Kafamda deli sorular vardı, biraz kestirmek isteyen bünyeme soru
işaretlerim engel oluyordu. Bir deniz kenarında olmak istedim, orada oturup
günlerce denizi izleyebileceğimi düşündüm. O andaki mutluluğumu yıllar
öncesinde yaşadığım hayatla bağdaştırdım. Artık ağlayabilirdim, hiçliğe,
geçmişe, isteniyor olmanın verdiği hazza,pişmanlıklara, acılara,
vazgeçmişliğime. Ama vazgeçemezdim, her
şeye sahip olamayacağımı bir not kâğıdına yazmalıydım. Bunu gözümün önünde bir
yerlere koyup sürekli hatırlamalıydım. Birini çıkarmalıydım hayatımdan. Böylece
hafifleyecektim.
Rolling
Stones'un Under My Thumb'ı çalmaya başladı radyoda. Sırtımı odaya döndüm,
bacaklarımı karnıma çektim ve ağlamaya başladım. Çabucak ağlayıp, gözyaşlarımı
silmeliydim çünkü karım her an banyodan çıkabilirdi. Kısa bir ağlama olmalıydı
ve bir kerede ağlayıp bitirmeliydim. Gözlerimi sildim ama hala kapalıydılar.
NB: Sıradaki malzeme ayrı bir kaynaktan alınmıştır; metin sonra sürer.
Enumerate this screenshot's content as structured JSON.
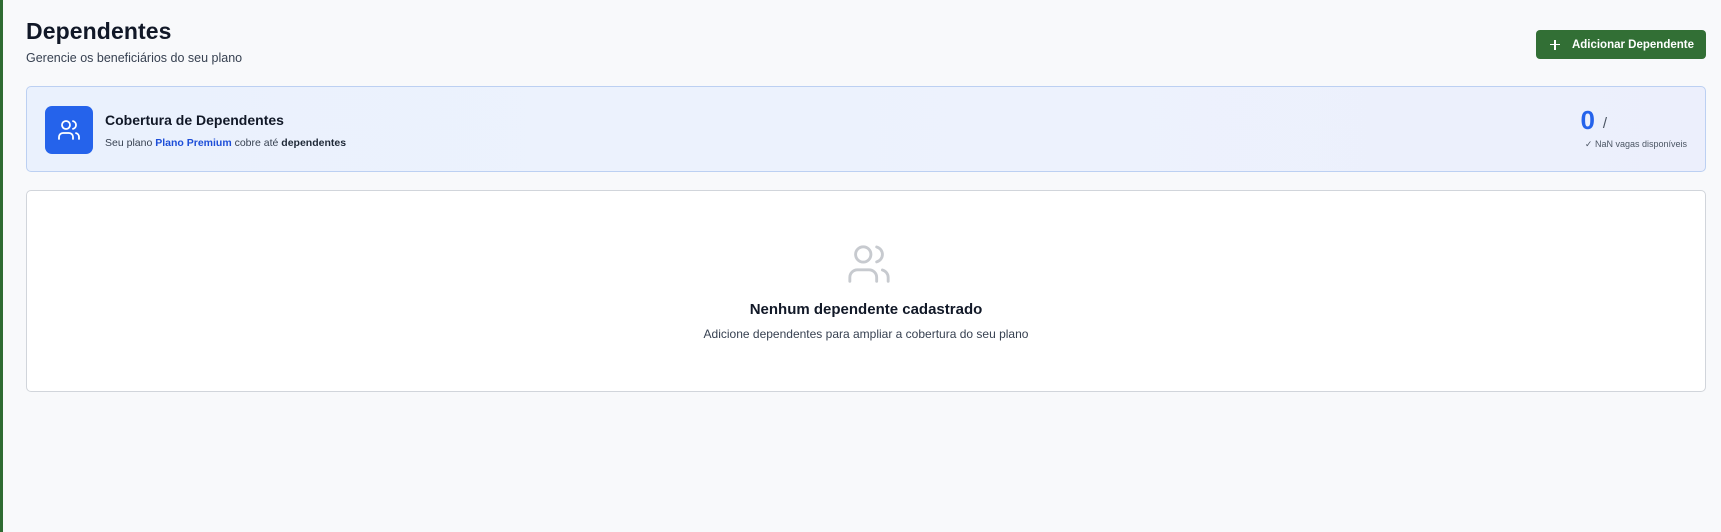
{
  "page": {
    "title": "Dependentes",
    "subtitle": "Gerencie os beneficiários do seu plano",
    "add_button_label": "Adicionar Dependente"
  },
  "coverage": {
    "title": "Cobertura de Dependentes",
    "desc_prefix": "Seu plano ",
    "plan_name": "Plano Premium",
    "desc_middle": " cobre até ",
    "desc_suffix": "dependentes",
    "count": "0",
    "count_separator": "/",
    "vacancy_text": "✓ NaN vagas disponíveis",
    "icon": "users-icon"
  },
  "empty_state": {
    "icon": "users-icon",
    "title": "Nenhum dependente cadastrado",
    "description": "Adicione dependentes para ampliar a cobertura do seu plano"
  },
  "colors": {
    "accent_green": "#326f35",
    "accent_blue": "#2563eb",
    "plan_link_blue": "#1d4ed8"
  }
}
Hangisini çıkarmalıydı? Soru buydu.Ve bu sorunun
cevabı bende gizli olmasına rağmen bir türlü çözemiyordum. Gözlerimi
kapattığımda yanıma doğru geldiğini ayak seslerinden anladım. Kokusu da
kendinden önce gelmişti zaten, tüm odayı kaplayacak kadar da keskindi, içime
çektim. Üzerinde bornozu vardı, boynunu açık bırakacak şekildeydi. Ellerimi
boynunda gezdirip bir an boğmak istedim. Sonra yüzümü yanaştırarak kokladım.
"Hadi
üzerini giyin" dedim. "Neden" diye sordu. Yemek için dışarı
çıkacağımızı hatırlattım ama o bana saatin daha erken olduğunu söyledi.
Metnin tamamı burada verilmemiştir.